Thursday, August 17, 2006
Hypertext editing, Part III
Nearly three years later and it still hasn't gotten any easier.
Yesterday at dinner Bunny and I had a conversation about the difficulty I have in writing these entries—mostly about the time it takes and how the writing process gets interrupted by the editing process of adding links and tags and acronym expansions and what not.
Like today, which has been “catch-up” day. Sunday's entry not only required the usual hand-made markup, but it required the transfer of the images to my laptop where I have the image manipuation program (my normal desktop Linux system chokes on the large images, and the Mac mini doesn't have any image manipulation programs at all) for the cropping and resizing, then sending the results to the web server.
In other words, the work flow for producing entries here sucks, which partially explains why I fall behind on the entries as much as I do.
Notes on a program
This entry is less a polished entry and more just notes on a project I've been given. If it seems somewhat random and hard to fathom, that's why.
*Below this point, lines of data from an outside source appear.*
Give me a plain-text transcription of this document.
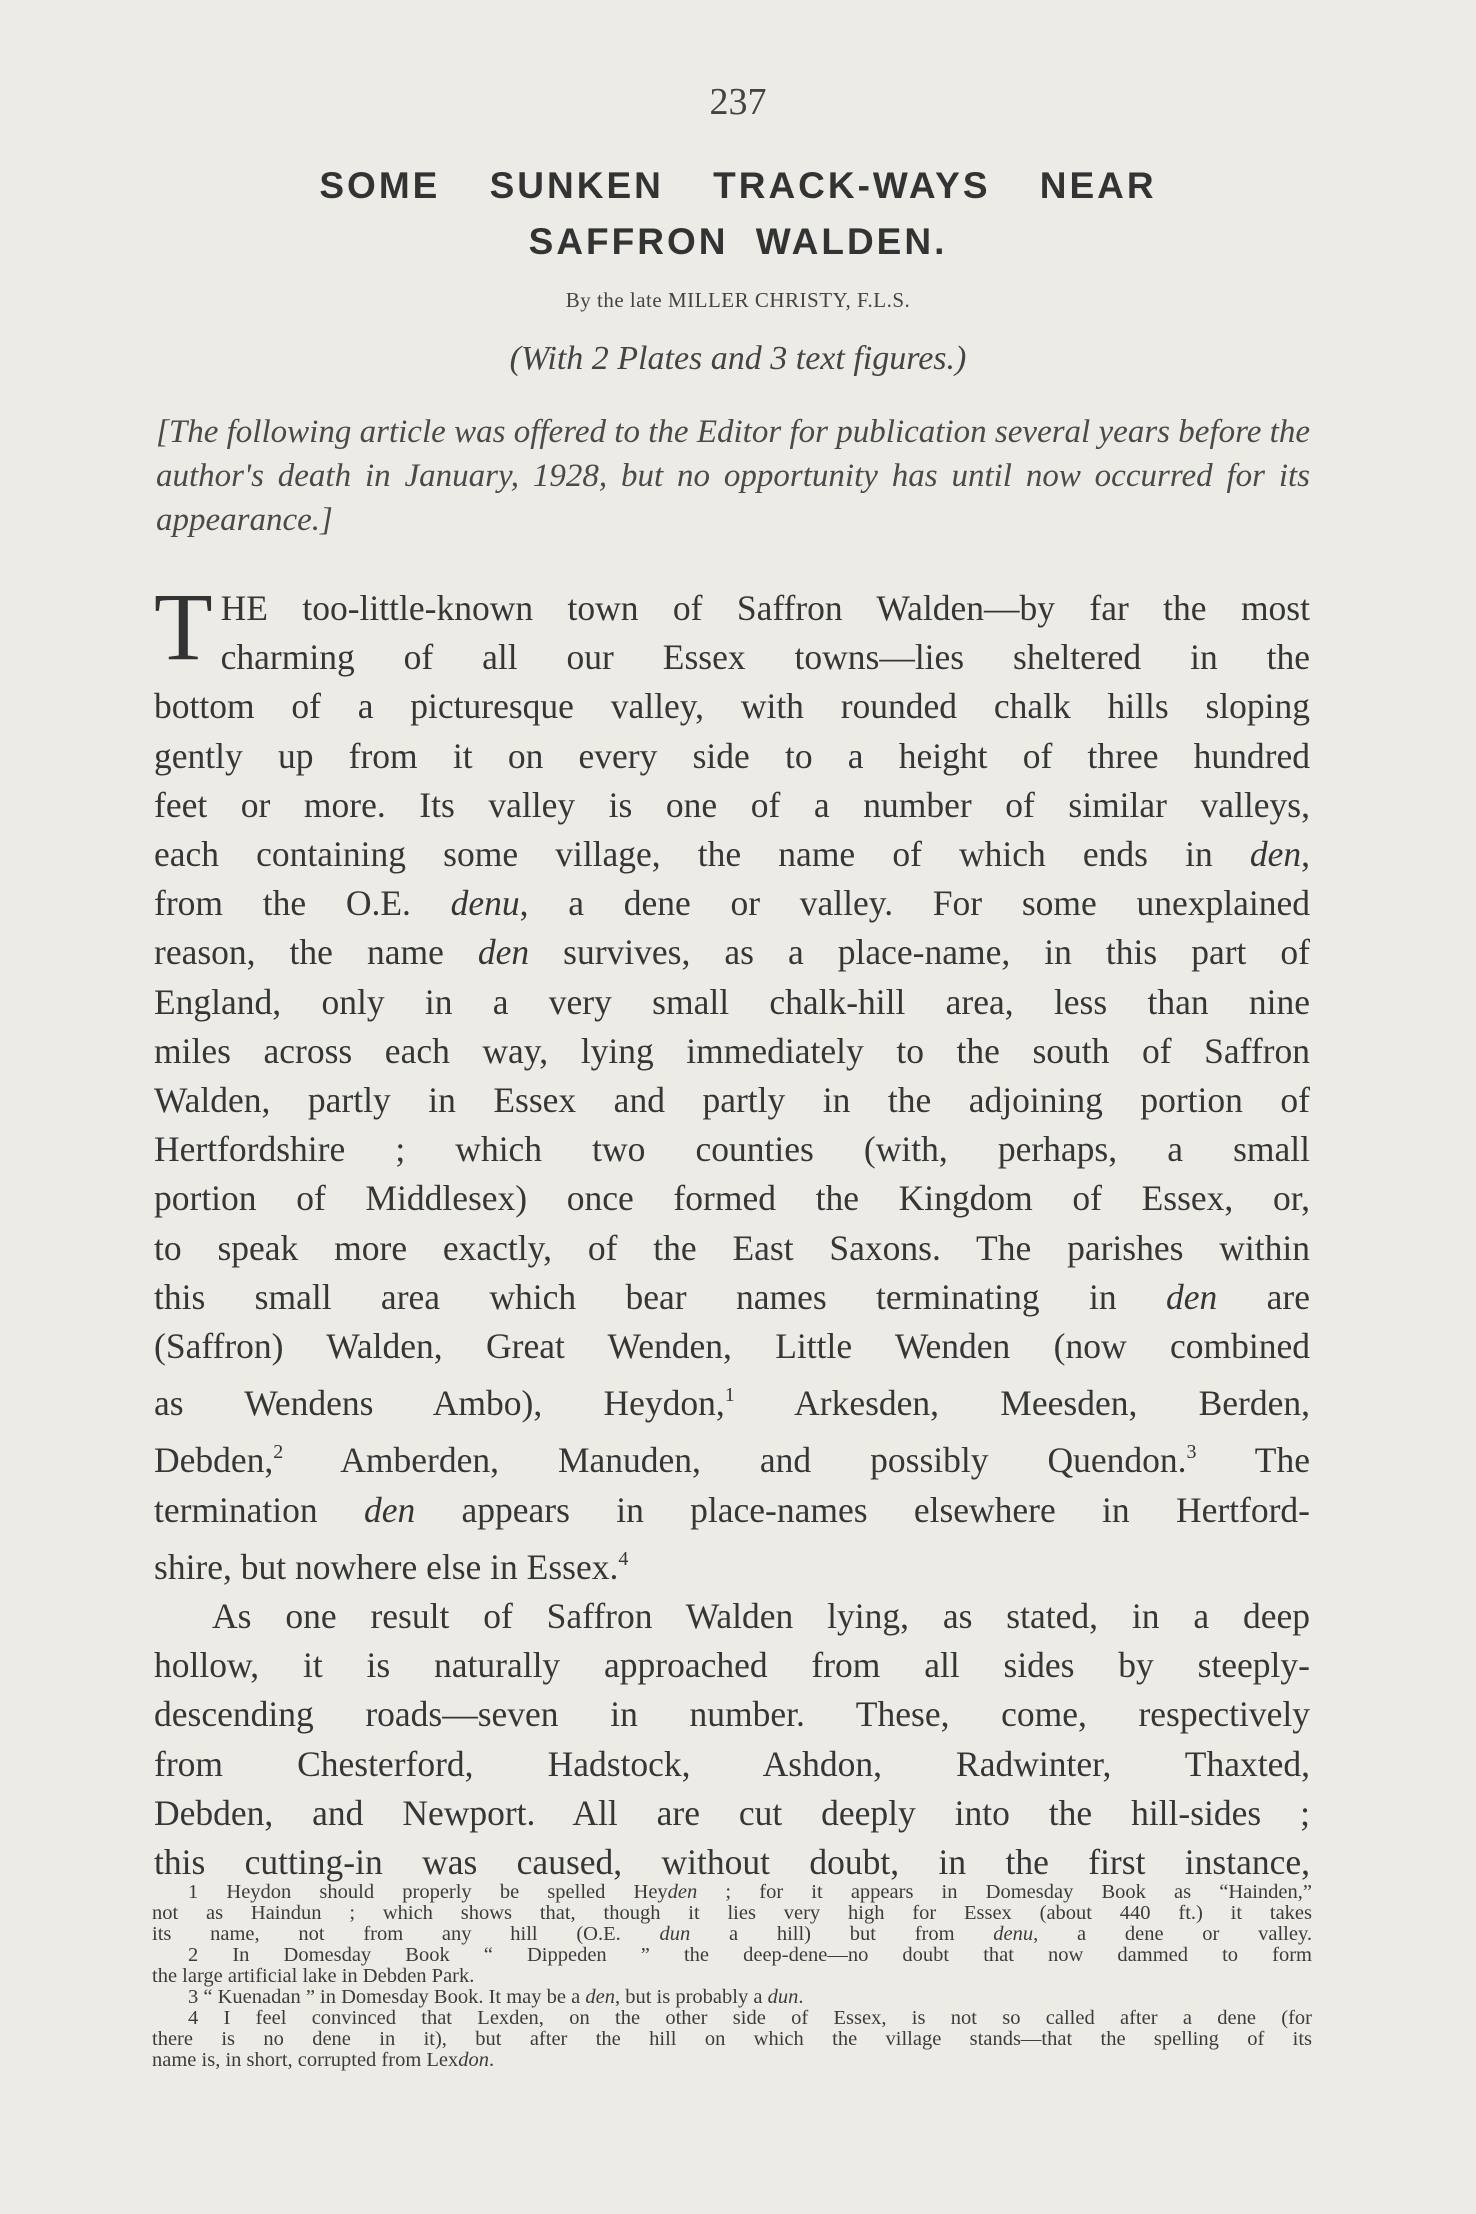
237
SOME SUNKEN TRACK-WAYS NEAR
SAFFRON WALDEN.
By the late MILLER CHRISTY, F.L.S.
(With 2 Plates and 3 text figures.)
[The following article was offered to the Editor for publication several years before the author's death in January, 1928, but no opportunity has until now occurred for its appearance.]
T HE too-little-known town of Saffron Walden—by far the most
charming of all our Essex towns—lies sheltered in the
bottom of a picturesque valley, with rounded chalk hills sloping
gently up from it on every side to a height of three hundred
feet or more. Its valley is one of a number of similar valleys,
each containing some village, the name of which ends in den,
from the O.E. denu, a dene or valley. For some unexplained
reason, the name den survives, as a place-name, in this part of
England, only in a very small chalk-hill area, less than nine
miles across each way, lying immediately to the south of Saffron
Walden, partly in Essex and partly in the adjoining portion of
Hertfordshire ; which two counties (with, perhaps, a small
portion of Middlesex) once formed the Kingdom of Essex, or,
to speak more exactly, of the East Saxons. The parishes within
this small area which bear names terminating in den are
(Saffron) Walden, Great Wenden, Little Wenden (now combined
as Wendens Ambo), Heydon,$^1$ Arkesden, Meesden, Berden,
Debden,$^2$ Amberden, Manuden, and possibly Quendon.$^3$ The
termination den appears in place-names elsewhere in Hertford-
shire, but nowhere else in Essex.$^4$
As one result of Saffron Walden lying, as stated, in a deep
hollow, it is naturally approached from all sides by steeply-
descending roads—seven in number. These, come, respectively
from Chesterford, Hadstock, Ashdon, Radwinter, Thaxted,
Debden, and Newport. All are cut deeply into the hill-sides ;
this cutting-in was caused, without doubt, in the first instance,
1 Heydon should properly be spelled Heyden ; for it appears in Domesday Book as “Hainden,”
not as Haindun ; which shows that, though it lies very high for Essex (about 440 ft.) it takes
its name, not from any hill (O.E. dun a hill) but from denu, a dene or valley.
2 In Domesday Book “ Dippeden ” the deep-dene—no doubt that now dammed to form
the large artificial lake in Debden Park.
3 “ Kuenadan ” in Domesday Book. It may be a den, but is probably a dun.
4 I feel convinced that Lexden, on the other side of Essex, is not so called after a dene (for
there is no dene in it), but after the hill on which the village stands—that the spelling of its
name is, in short, corrupted from Lexdon.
Smirk is drowning in email. As such, he's looking for a filtering solution whereby he can run a job daily that scans his email (using IMAP) and shuffles email to different folders. The criteria is something like “I've read it and it's older than seven days, move to this folder. If it's unread and older than three days, move to this other folder. If I've read it and replied to it, move it to yet another folder.”
procmail
won't really handle
that, as it's meant more for initial delivery and filtering of email. He
also rejected sieve
as it apparently doesn't handle date parsing that well (or something like
that). So he asked me if I could write such a program, preferrably using
PHP since he knows that language (and since I equally hate Perl and PHP,
it's six of one, half dozen the other, and I would prefer C, but that's
me).
So, the design of the program. Given some input file describing the filtering to do on email:
account imap://alice:zahg34!@mail.example.net/ { mailbox INBOX { foreach message { if (header.subject =~ /[Vv][Ii1][Aa@][Gg][Rr][Aa]/) moveto Trash; if (status = REPLIED) moveto Replied; if (header.date ~ "3 days ago" && status = UNREAD) moveto Archive; if (header.date ~ "7 days ago" && status != UNREAD) moveto ReadArchive; } } mailbox Archive { if (messages > 5000) sendmail("Yo! There are too many messages in the archive!"); if ((messages > 3000) || (message[1].header.date >~ "6 months ago")) sendmail("Yo! Check your archive!"); } }
Okay, maybe nothing quite so grandiose, but some file to explain the rule
sets for moving messages from one box to another, run as a job periodically
(a cron
job).
We need to retrieve information via IMAP. We need to parse the email headers. We'll
need regular expressions, as well as date processing utilities (“3 days
ago,” “less than 5 hours,” etc). We'll need to read and parse the rules
file (using whatever syntax I come up with). Oh, I would like to
translate all the text to some intermediary character set so we can filter consistently, which
means using iconv
(and parsing MIME specific
headers and MIME-encoded headers).
So the main program flow for processing each message would look something like:
get headers for next message convert to consistent character set (probably UTF-8) for each rule to check again check conditions of rule against message if all conditions apply, apply action
The hardest parts appear to be getting a version of PHP with all the required exentions installed. Next would be defining the input file and parsing that into some internal format for processing. The rest pretty much just falls into place.
Most of the time will be spent in building the required version of PHP, and in playing with the various modules to figure out how they work and what exactly one gets. I would also need to set up a play IMAP account to test the program against (there's no way I want to run this on my email account, or on Smirk's for that matter).